The now UK-based Alicia Drake once resided in Paris. Her children’s preschool was on the other side of the Jardin du Luxembourg to where the family lived, so every day she’d walk back and forth across the Jardin, around which there are lots of senior schools and thus a lot of teenagers. The area is super-privileged, the writer says. “All parents want to buy an apartment there because they say it’s the dream upbringing for their children. And then you get there, and yes the Jardin du Luxembourg is very beautiful, but there are all these teenagers just kind of oscillating around in a lot of loneliness.”

She made notes about this loneliness, “the loneliness of childhood”.  After two years of notetaking, she was sat at the family’s holiday home in Brittany, which they still visit every summer, and where she writes in a 1970s caravan situated in the garden. It’s here that she furthered the creation of Paul, the protagonist of her debut novel I Love You Too Much. “What if this story,” she wrote down, “is about a boy who is searching for unconditional love? What will he do if he can’t find it?”

Tough is one word the former journalist uses to describe the city in which her novel is set, where she spent 18 years of her life. “Paris is very demanding,” she states, claiming its inhabitants can’t just be who they are. “You have to be up to the standards of Paris, you have to be up to scratch. You have to make an effort every time you go out. If you go for dinner you have to be entertaining. You have to have seen the latest film, read the latest novel. It has the power to shape you, to change you – intellectually, aesthetically, taste-wise. It’s got a huge personality. It’s not anodyne. I love Paris, it’s fantastic, it’s inspiring, and it’s exciting. But it’s not nice, it’s not cosy. It’s not cosy at all.”

I Love You Too Much takes place in the Sarkozy era, a period she calls narcissistic. “Paris and Parisians seemed so turned in on themselves,” she remarks of the time. Paris was at odds, she says, with the multicultural and open London; it was a very closed and archaic city in a way. It was also privileged, she resumes, “and the privileged people thought that they could keep reality outside, in the suburbs. It was like ‘us and them’, that was the kind of feeling within Paris.” This is what she’s trying to evoke with the novel and its characters: “this nonreality of their lives at that time”.

She talks to me about the heavy inclusion of food in her “difficult book”. Paris is full of delicious food at the same time as being a place where there is extreme pressure on both males and females to be thin, she explains. She reverts back to the idea of Parisians having to meet the aesthetic demands of their home: “You have to live up to Paris with your silhouette.” But for her overweight protagonist, she resumes, food is his comfort, what he turns to in the absence of unconditional love. “French people are so self-disciplined, in having this food at their disposal, and yet never being excessive with it.” So she wanted to present a child, she says, for whom this excess is the only way of getting through the day.

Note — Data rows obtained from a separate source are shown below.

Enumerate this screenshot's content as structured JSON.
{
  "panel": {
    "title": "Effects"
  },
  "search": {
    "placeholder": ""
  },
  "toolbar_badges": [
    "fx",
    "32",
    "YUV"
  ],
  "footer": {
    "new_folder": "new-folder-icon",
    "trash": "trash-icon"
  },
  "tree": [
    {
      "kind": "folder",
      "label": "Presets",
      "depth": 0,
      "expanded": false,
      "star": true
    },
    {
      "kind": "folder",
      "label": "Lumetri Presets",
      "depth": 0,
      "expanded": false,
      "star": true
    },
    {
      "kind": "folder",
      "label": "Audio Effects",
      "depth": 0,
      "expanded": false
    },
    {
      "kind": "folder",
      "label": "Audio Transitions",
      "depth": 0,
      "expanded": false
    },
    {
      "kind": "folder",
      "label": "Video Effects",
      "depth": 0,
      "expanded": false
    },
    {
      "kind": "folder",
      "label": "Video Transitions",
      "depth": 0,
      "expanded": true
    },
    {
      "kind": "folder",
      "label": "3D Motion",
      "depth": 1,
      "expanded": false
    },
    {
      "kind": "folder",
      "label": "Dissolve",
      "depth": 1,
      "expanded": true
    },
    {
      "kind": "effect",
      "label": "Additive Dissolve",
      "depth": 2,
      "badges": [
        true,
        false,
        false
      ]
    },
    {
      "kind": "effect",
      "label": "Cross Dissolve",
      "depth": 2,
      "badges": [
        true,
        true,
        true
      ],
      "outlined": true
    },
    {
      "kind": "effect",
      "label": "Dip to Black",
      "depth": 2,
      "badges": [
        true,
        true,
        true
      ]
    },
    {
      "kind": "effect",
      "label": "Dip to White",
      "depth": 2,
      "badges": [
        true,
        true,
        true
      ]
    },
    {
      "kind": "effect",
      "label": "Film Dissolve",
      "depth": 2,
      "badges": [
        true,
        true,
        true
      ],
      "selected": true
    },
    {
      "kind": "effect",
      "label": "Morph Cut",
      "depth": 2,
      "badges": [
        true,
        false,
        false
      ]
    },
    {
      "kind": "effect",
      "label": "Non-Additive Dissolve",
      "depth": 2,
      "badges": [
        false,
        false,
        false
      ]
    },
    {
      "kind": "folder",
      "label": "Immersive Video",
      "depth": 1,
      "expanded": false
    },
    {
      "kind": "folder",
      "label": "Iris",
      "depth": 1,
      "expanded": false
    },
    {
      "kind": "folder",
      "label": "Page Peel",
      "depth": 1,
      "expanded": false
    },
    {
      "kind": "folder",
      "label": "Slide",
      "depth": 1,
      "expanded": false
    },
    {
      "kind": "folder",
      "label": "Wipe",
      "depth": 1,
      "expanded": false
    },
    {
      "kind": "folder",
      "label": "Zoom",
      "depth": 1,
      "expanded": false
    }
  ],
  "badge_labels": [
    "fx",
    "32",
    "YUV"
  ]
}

The stage at which Paul starts to make himself physically sick is “when the waters have broken, he can’t cope anymore with what he’s trying to hold up. Not even food can bring him solace at that point.” And that’s when, I comment, she starts describing the food itself in quite unappealing ways (earlier in the novel she manages to make white rice with ketchup, something I don’t think I could bring myself to eat, sound like a tasty treat). “Exactly,” she says. “By the end [the food is] a symbol of hurt as well, this unbearable hurt that he’s living with.”

Paul’s mother Séverine might be considered cold at times towards her son. Drake, a mum of five herself, cites the difference between motherhood in Paris and in the UK. It’s “incredibly sentimental” over here, whereas it isn’t in France’s capital. “[Parisians] can be – and they are – wonderful mothers, so I’m not criticising their approach to motherhood, but they don’t seem to be bogged down by guilt, which is a big feature of British motherhood.” UK mums worry they’re not doing right by their kids, she continues, that they’re not good enough – Parisian mums don’t question themselves like this.

She later asks me what I thought of the book. I tell her I enjoyed it, but then wonder out loud whether enjoy is the right expression. “I know it’s painful,” she says almost apologetically. “I think being a child is painful, and growing up is painful. Two of her children have read I Love You Too Much – what did they think? “What was great is that they found it totally credible. That for me was really important.” They believed Paul, I’m told, and the character of Scarlett – his unlikely friend. “That’s what I needed to hear from them.”